Regnerus then flagellates the parents of the young holdouts, and by consequence himself, for obscuring the many cultural virtues of early marriage:
How did we get here? The fault lies less with indecisive young people than it does with us, their parents. Our own ideas about marriage changed as we climbed toward career success. Many of us got our MBAs, JDs, MDs and PhDs. Now we advise our children to complete their education before even contemplating marriage, to launch their careers and become financially independent. We caution that depending on another person is weak and fragile. We don't want them to rush into a relationship. We won't help you with college tuition anymore, we threaten. Don't repeat our mistakes, we warn.

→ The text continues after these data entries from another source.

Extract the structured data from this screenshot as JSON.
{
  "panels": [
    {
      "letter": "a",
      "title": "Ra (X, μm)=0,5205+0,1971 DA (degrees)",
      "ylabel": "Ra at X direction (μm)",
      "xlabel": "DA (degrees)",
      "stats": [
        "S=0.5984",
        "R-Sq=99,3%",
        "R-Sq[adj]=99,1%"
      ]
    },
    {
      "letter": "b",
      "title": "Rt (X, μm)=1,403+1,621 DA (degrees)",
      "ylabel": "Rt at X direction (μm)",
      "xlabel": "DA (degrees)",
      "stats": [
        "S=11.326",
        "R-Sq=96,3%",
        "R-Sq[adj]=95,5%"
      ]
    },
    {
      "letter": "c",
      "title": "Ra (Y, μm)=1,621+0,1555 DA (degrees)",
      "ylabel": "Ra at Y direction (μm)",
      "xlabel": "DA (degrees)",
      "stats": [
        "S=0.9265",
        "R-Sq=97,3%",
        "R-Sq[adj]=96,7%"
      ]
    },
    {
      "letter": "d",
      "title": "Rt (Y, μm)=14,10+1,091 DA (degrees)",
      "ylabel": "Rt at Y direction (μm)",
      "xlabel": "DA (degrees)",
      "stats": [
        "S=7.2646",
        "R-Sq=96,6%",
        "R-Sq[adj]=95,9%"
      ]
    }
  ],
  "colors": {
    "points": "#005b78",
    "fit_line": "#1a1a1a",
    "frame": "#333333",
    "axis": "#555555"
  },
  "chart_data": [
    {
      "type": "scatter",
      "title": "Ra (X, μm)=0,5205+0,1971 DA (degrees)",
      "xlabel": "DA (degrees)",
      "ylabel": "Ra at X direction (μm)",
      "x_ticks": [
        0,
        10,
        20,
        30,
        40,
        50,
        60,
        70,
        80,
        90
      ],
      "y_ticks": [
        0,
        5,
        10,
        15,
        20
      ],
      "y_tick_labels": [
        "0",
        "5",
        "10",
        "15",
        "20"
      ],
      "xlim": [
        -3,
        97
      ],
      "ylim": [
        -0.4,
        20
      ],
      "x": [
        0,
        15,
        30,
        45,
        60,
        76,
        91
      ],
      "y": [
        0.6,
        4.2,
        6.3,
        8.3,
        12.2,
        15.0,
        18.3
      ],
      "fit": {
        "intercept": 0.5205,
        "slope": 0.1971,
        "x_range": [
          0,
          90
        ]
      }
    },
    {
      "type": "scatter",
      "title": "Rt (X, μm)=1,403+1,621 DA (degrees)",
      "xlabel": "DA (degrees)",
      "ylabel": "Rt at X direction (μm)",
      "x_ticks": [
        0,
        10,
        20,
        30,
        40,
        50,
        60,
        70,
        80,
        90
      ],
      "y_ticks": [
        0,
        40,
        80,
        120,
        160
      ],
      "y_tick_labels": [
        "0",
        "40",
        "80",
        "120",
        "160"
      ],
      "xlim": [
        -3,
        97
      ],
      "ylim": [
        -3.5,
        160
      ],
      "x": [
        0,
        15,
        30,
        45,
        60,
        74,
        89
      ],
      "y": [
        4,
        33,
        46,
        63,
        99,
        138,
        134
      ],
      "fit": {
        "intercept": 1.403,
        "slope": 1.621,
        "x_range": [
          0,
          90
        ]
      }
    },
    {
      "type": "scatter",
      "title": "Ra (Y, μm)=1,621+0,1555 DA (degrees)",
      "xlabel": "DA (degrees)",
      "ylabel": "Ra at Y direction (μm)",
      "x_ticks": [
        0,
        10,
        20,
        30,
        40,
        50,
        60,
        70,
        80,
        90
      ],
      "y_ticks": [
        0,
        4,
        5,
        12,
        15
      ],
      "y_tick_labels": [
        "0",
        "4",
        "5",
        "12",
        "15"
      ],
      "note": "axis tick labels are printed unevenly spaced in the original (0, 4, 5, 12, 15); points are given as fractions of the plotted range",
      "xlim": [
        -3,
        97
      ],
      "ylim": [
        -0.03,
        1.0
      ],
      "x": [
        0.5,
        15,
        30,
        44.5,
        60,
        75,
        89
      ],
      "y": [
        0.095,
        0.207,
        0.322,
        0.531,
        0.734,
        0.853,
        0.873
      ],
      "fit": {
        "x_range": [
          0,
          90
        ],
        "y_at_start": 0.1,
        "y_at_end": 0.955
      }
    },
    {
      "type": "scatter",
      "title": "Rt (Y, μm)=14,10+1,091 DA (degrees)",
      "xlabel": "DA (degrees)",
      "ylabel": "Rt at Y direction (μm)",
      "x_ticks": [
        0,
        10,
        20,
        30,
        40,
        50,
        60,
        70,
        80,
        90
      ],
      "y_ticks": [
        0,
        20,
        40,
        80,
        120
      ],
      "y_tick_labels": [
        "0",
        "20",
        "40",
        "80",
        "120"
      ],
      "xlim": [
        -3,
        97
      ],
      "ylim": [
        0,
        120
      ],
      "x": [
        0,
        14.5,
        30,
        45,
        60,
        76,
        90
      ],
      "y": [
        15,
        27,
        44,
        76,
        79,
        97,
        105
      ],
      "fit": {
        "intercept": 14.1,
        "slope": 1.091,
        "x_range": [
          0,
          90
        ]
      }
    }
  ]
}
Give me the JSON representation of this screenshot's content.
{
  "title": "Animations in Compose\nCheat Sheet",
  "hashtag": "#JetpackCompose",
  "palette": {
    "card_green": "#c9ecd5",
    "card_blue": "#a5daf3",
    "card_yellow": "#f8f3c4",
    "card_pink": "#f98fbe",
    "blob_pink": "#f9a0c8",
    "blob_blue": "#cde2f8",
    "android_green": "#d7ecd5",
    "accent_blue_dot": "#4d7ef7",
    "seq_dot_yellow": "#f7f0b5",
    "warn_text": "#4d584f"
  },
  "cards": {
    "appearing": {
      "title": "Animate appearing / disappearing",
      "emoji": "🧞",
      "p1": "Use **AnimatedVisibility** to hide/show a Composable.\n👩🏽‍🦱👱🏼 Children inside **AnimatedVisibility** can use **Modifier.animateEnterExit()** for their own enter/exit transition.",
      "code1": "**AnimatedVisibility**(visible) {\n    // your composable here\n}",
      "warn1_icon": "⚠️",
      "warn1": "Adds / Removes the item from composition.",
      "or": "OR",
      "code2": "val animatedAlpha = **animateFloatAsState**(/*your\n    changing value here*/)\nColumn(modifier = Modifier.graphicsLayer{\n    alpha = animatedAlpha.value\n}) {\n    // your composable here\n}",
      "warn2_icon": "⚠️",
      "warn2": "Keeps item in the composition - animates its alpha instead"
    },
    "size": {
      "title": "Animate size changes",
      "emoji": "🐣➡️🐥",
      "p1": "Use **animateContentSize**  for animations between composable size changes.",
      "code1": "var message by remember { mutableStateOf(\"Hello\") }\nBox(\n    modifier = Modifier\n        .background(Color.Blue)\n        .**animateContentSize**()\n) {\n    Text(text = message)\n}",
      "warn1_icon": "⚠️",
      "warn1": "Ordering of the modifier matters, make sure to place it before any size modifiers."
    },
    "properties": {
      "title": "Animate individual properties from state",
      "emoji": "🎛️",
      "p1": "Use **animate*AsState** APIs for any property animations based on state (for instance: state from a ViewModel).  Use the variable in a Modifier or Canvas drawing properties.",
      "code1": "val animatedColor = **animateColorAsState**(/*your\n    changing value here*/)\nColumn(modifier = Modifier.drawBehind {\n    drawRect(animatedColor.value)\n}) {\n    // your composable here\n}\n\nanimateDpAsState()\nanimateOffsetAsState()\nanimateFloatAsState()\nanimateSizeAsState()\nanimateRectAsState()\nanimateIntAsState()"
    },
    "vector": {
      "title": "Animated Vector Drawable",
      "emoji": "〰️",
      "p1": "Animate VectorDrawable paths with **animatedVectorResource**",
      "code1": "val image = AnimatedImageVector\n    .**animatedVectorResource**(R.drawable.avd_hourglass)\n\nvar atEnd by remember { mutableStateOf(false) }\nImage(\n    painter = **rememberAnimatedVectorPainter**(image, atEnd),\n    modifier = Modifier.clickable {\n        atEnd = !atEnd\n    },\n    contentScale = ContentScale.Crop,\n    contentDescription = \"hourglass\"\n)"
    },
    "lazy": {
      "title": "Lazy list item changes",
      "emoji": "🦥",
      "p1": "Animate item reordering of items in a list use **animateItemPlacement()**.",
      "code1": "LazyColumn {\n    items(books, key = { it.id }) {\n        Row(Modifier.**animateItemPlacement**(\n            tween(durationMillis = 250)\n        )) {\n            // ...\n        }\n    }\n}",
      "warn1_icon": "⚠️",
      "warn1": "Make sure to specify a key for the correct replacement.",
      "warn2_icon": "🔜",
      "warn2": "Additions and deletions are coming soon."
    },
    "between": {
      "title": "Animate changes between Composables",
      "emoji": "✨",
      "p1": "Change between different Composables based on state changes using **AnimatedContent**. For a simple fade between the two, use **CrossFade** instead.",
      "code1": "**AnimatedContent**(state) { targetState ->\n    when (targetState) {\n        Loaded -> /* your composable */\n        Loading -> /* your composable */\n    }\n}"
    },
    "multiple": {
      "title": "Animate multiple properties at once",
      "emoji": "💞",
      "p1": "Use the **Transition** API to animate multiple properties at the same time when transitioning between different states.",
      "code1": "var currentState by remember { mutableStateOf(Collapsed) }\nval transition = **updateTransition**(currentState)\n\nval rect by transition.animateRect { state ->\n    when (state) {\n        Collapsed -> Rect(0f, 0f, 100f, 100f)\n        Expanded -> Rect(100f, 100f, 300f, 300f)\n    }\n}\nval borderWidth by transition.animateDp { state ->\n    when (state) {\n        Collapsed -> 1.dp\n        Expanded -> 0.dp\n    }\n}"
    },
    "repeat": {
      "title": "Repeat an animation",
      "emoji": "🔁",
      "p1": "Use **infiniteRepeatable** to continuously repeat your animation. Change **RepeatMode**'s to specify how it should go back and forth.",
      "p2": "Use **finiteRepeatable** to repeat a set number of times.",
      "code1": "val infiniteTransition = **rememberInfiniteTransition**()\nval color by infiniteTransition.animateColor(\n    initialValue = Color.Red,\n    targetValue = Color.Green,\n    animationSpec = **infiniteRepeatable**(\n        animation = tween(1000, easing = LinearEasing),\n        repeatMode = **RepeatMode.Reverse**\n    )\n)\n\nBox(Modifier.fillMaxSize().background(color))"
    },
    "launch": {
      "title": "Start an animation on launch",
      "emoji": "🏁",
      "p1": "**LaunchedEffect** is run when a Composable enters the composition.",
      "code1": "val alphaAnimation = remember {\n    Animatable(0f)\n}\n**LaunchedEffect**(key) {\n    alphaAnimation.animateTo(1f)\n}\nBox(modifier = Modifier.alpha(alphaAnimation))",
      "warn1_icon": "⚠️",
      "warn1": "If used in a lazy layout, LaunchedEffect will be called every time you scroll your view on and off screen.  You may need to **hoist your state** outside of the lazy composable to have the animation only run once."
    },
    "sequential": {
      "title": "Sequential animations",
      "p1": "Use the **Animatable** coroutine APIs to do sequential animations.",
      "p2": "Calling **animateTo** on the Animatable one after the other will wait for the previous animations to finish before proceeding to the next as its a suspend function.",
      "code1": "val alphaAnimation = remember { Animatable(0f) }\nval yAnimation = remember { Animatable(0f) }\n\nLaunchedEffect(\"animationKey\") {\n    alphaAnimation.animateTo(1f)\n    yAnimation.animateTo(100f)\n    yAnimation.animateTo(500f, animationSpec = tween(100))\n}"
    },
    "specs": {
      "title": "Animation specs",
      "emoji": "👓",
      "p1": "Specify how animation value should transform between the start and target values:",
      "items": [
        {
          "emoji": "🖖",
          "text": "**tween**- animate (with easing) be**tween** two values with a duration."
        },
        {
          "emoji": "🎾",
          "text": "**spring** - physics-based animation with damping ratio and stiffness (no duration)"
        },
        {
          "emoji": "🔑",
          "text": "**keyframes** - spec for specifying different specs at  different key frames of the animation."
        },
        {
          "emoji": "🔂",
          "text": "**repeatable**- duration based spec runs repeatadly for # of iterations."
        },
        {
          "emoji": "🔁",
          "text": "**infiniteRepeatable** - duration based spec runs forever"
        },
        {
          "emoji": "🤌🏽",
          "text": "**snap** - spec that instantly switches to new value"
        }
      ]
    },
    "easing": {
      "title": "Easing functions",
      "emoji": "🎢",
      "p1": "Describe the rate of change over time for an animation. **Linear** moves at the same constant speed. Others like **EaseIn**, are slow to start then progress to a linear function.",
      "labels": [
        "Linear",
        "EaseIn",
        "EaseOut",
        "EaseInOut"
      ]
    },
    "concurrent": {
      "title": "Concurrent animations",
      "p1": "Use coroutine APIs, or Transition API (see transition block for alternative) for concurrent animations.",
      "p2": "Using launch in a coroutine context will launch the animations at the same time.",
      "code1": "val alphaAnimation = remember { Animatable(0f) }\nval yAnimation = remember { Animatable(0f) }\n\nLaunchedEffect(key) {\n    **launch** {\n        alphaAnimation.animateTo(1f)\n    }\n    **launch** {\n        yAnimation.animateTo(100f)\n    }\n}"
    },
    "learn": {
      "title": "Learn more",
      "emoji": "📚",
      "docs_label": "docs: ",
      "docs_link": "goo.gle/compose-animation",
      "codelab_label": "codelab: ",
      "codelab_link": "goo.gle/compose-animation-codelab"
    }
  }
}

Yes, there are advantages—obvious ones—to getting married. I don’t think kids today are unaware that it’s a financially preferable arrangement. But this “our children” angle seems disingenuous. In fact, the whole piece seems targeted not at “indecisive young people” and their enablers, but at young women in particular. Maybe I’m as out of touch with shifting social conventions as the author, but I don’t sense coequal lecturing of men about the ills of dependence. (In my head, men receive more of a "wild oats" conversation.) Not to speak of withholding tuition!
I suppose Regnerus’ argument troubles me most where it suggests—with little proof—that a conservative, gendered norm is returning to what had been his generation’s wayward adventure into higher education and marriages “with math on their side.” Further, it’s hard to tell of what he complains: Does Regnerus want more marriages, younger marriages or more stable marriages?
If he had made the point that marrying early and then continuing the 20s and 30s trajectory of college, bars, apartments, mistakes, MBAs, JDs, MDs, and PhDs, that would suggest his flacking for marriage were based on some theory of economics and companionship. But his nagging is targeted at the women who have collectively embraced third wave feminist cake-eating because then they won’t procreate. Men who wait and wait for the ring “get there,” he says—whereas women must “beg, pray, borrow and pay” to reclaim fertility later in life. In other words, Regnerus conflates enthusiasm for child-rearing with enthusiasm for marriage—a mythology one would think modern reality continually explodes.